Climate Change

World’s largest ice shelf melting rapidly due to solar heating of ocean surface

If this situation continues, sea levels would rise up to 60 metres by 2050 and the ocean would engulf coastal cities across the globe

 
Last Updated: Tuesday 30 April 2019

Antarctica’s Ross Ice Shelf, the world's largest ice shelf roughly the size of France, is melting rapidly.
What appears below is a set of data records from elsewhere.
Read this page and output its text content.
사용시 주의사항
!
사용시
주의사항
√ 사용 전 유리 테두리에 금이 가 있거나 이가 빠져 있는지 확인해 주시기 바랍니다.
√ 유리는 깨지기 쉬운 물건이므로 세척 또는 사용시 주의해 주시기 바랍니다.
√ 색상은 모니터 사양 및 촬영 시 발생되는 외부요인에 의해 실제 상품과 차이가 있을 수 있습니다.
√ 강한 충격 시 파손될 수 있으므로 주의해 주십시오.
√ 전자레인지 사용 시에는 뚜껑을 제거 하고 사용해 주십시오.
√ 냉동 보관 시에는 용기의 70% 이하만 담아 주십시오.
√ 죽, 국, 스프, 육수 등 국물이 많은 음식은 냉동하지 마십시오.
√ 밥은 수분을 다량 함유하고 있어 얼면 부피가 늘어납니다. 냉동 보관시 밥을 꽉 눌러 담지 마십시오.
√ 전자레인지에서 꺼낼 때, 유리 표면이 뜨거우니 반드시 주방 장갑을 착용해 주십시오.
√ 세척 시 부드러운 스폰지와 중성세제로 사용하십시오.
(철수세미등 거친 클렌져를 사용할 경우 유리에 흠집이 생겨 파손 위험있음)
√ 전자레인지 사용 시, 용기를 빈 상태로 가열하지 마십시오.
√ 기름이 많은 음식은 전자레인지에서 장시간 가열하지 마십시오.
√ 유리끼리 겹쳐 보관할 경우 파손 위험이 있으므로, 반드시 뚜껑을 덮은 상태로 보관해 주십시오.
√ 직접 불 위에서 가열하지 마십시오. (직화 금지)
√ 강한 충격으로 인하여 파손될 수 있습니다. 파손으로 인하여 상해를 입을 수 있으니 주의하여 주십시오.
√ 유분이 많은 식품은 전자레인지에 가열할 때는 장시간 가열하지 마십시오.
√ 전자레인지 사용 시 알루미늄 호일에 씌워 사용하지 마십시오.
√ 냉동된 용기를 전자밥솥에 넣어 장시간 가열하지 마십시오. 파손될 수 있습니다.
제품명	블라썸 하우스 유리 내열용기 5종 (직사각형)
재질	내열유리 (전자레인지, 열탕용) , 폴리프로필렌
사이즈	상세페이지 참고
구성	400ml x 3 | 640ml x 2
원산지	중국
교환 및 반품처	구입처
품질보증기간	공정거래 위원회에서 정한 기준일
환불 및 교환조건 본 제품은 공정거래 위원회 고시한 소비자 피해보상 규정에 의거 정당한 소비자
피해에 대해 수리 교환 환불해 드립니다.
The melting ice shelf has led to global sea-level rise of around 13.8 millimetres over the last 40 years. 

An international team of scientists has found out that this ice shelf is melting 10 times faster than the overall average, due to solar heating of the surrounding ocean surface. 

The latest study found that solar heating of the surrounding ocean surface spurred the rate at which the ice is melting. The team collected data over four years from an advanced oceanographic instrument installed under the ice shelf.  

Using instruments deployed through a 260 metre-deep borehole, the team measured temperature, salinity, melt rates and ocean currents in the cavity under the ice. 

The team also used an extremely precise custom-made radar system to survey the changing thickness of the ice shelf.  

Earlier, scientists believed that heat radiating to the bottom melted the underside of the shelf, while the ocean surface cooled down quickly. However, the latest findings show that heat in the ocean surface plays a crucial role. 

Scientists suggest that climate change will only further the rate at which ice melts in the future. 

Antarctica comprises 90 per cent of the world’s ice. So what happens to its ice and snow is a matter of serious concern, and if this situation continues, sea-levels would rise up to 60 metres by 2050 — and the ocean would engulf coastal cities across the globe.